The process…thats what drives me crazy. Our friends Mike and Amber prayed with us one night last week and at the end Amber said that she felt God was saying “Submit to the process.” Those words have gotten me through quite a few moments of anxiety when I catch myself trying to plan ahead for each possible scenario, or trying to make decisions on steps of the process that we have not even reached yet. There are so many unknowns, so many decisions to make…and I feel so unequipped to make these decisions. When I remember to submit to the process and deal with the step we are at it is much easier and less overwhelming. But I do have to tell myself to submit to the process about 15 times a day. Seriously…that often.
Mike has an appointment on Tuesday with a local Radiation Oncologist for a consultation appointment to discuss/schedule treatment.
I also spoke with the doctor from Duke today and he said it was a good surgery (from the MRI’s that I send him) and that they have some different treatment options. The next step for Duke is to go there for two days of appointments and then we can decide where we want to receive treatment or what treatment we think is best for Mike.
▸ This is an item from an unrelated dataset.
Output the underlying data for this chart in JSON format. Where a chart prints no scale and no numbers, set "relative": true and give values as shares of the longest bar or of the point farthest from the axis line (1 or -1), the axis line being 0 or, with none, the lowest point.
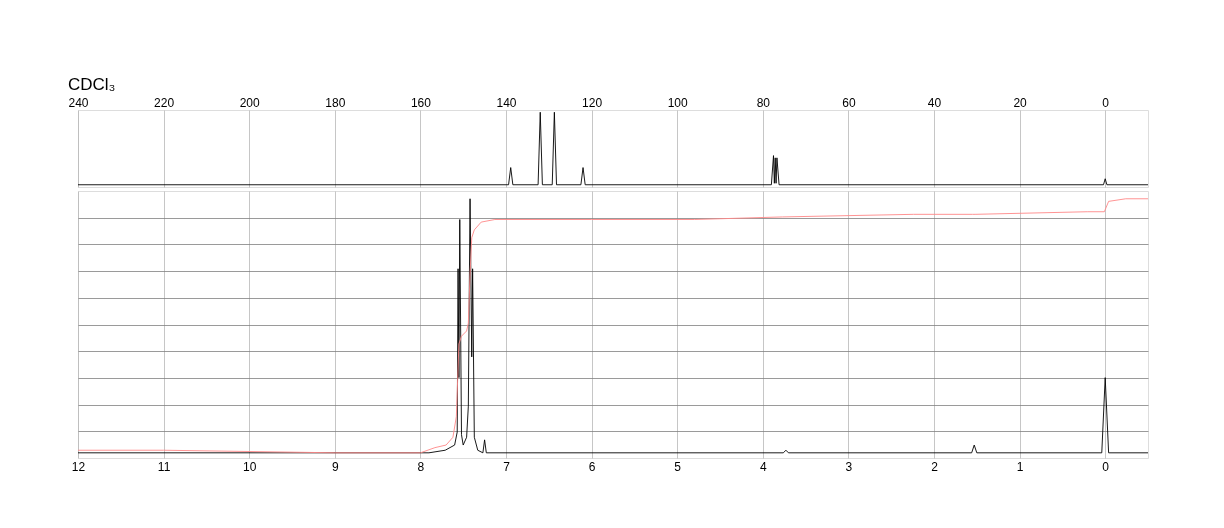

I will be calling the insurance company in the morning to find out if Duke is an option – and if it is I will get those appointments scheduled asap so we can move forward. The doctor from Duke said not to start any treatment here if we want to go there so I guess its a matter of gathering information and making a decision at this point.
We are really anxious to get started on treatment…
It is so hard to submit to the process.
Please continue to pray for us. We really do appreciate all of the prayers so much. I’m praying that God will keep us wrapped in His arms through this, that He will give us wisdom and peace of mind that we are making the right decisions, and that we will have the strength to enjoy each day and to seek the joy of the Lord even during this rough time.